- President Obama going to New Orleans on the 10th anniversary of Katrina has to be a none too subtle jab at President Bush's "fly over" ten years ago.
- I'm not sure I understand why "Sheriff Clark" always appears on Hannity (although I have a pretty good idea why), but I have no idea what this comment from him last night means: "I am done asking people in my community to outsource their personal safety to the government." Are we just on our own?
- I almost had a heart attack yesterday when I discovered what might be the most shocking criminal injustice ever to occur in Wise County -- at least in a particular stage of a criminal proceeding. I will disclose it, but I've got to calm down first. To their credit, everyone over at the courthouse immediately scrambled to make it right the moment the issue was discovered.
- Fox 4 News has appeared to have fixed its updated website. Looks good.
- How long before drones hover around every school for security purposes?
- I saw an elderly lady gingerly taking a walk in my neighborhood after sunset last night but was walking in the street instead of using the sidewalk She began to drift further into the center of the road, it was dark, and we have idiot drivers coming down the road all the time. When I saw headlights in the distance, I took off sprinting to get to her and to get the driver's attention. Speaking of heart attacks, I almost gave her one. (She seemed Ok mentally, but could only explain that she didn't use the sidewalk because she didn't like "narrow places". I warned her about crazy drivers, she seemed thankful, and then I watched her to make sure she made it safely home. She still used the street but stayed off to the side.)
- I kept seeing this headline everywhere yesterday: "Fatal shot in San Francisco pier shooting was ricochet." That shooting by an undocumented immigrant created a firestorm within the immigration debate. But if you read any story about this news, the ricochet is the defense's contention which the police dispute.
- Texas AG Paxton was scheduled for a simple arraignment yesterday in Tarrant County but, at the proceeding which was blanketed by the media, lawyer Joe Kendall presented a Motion to Withdraw. You kidding me? I don't blame any lawyer and client deciding to go their separate ways if the relationship has broken down to the equivalent of War Of The Roses, but why withdraw then and there? You wait a couple of weeks, make sure there is another lawyer ready to take over that the client has chosen and approved, get with the prosecutor and tell him/her what is going on, you both walk over to the judge and tell him that you will file a Motion to Withdraw and that the prosecutor will not oppose it, you file the Motion and the judge signs an order. In a high profile case, the withdrawal may never even get noticed. But by presenting the Motion at that highly publicized routine hearing caused The Dallas Morning News to fire off a blog post within hours entitled, "Ken Paxton’s rough day in court shows his legal, political teams aren’t ready for fight ahead."

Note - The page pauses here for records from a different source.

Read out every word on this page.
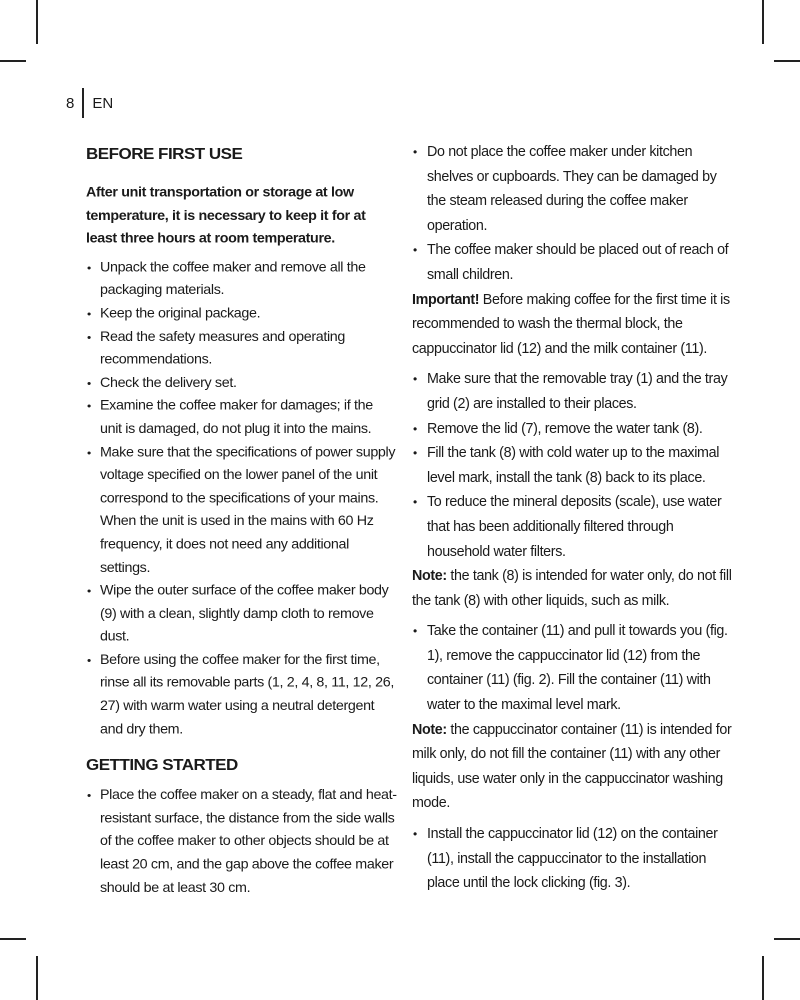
8	EN
BEFORE FIRST USE

After unit transportation or storage at low temperature, it is necessary to keep it for at least three hours at room temperature.

• Unpack the coffee maker and remove all the packaging materials.
• Keep the original package.
• Read the safety measures and operating recommendations.
• Check the delivery set.
• Examine the coffee maker for damages; if the unit is damaged, do not plug it into the mains.
• Make sure that the specifications of power supply voltage specified on the lower panel of the unit correspond to the specifications of your mains. When the unit is used in the mains with 60 Hz frequency, it does not need any additional settings.
• Wipe the outer surface of the coffee maker body (9) with a clean, slightly damp cloth to remove dust.
• Before using the coffee maker for the first time, rinse all its removable parts (1, 2, 4, 8, 11, 12, 26, 27) with warm water using a neutral detergent and dry them.
GETTING STARTED
• Place the coffee maker on a steady, flat and heat-resistant surface, the distance from the side walls of the coffee maker to other objects should be at least 20 cm, and the gap above the coffee maker should be at least 30 cm.
• Do not place the coffee maker under kitchen shelves or cupboards. They can be damaged by the steam released during the coffee maker operation.
• The coffee maker should be placed out of reach of small children.

Important! Before making coffee for the first time it is recommended to wash the thermal block, the cappuccinator lid (12) and the milk container (11).

• Make sure that the removable tray (1) and the tray grid (2) are installed to their places.
• Remove the lid (7), remove the water tank (8).
• Fill the tank (8) with cold water up to the maximal level mark, install the tank (8) back to its place.
• To reduce the mineral deposits (scale), use water that has been additionally filtered through household water filters.

Note: the tank (8) is intended for water only, do not fill the tank (8) with other liquids, such as milk.

• Take the container (11) and pull it towards you (fig. 1), remove the cappuccinator lid (12) from the container (11) (fig. 2). Fill the container (11) with water to the maximal level mark.

Note: the cappuccinator container (11) is intended for milk only, do not fill the container (11) with any other liquids, use water only in the cappuccinator washing mode.

• Install the cappuccinator lid (12) on the container (11), install the cappuccinator to the installation place until the lock clicking (fig. 3).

- WBAP's Brian Estridge, after a report that the vast, vast majority of the female profiles on AshleyMadison.com were fake, said that meant the guys on the site hadn't had affairs but just were having a "fantasy." Is that the right word? If you sit at your desk and dream of an affair, that's a "fantasy". If you have the affair, that's "adultery". But what if you have that fantasy and engaged in an act in furtherance of completing that fantasy. Isn't there a word other than "fantasy" that best describes that person's mindset?
- Warning. Ad Rant: I would say that all this coverage of Blue Bell coming back, at least what I saw on Fox News last night -- which mentioned flavors by name, is an ad. But Blue Bell wouldn't have the money for that, right? They have to be financially devastated Wait. What was that story from last month? Oh, yeah: Fort Worth's Sid Bass agreeing to lend Blue Bell up to $125 million in exchange for the right to own up to 33% of the company. I'm sure that's just a coincidence.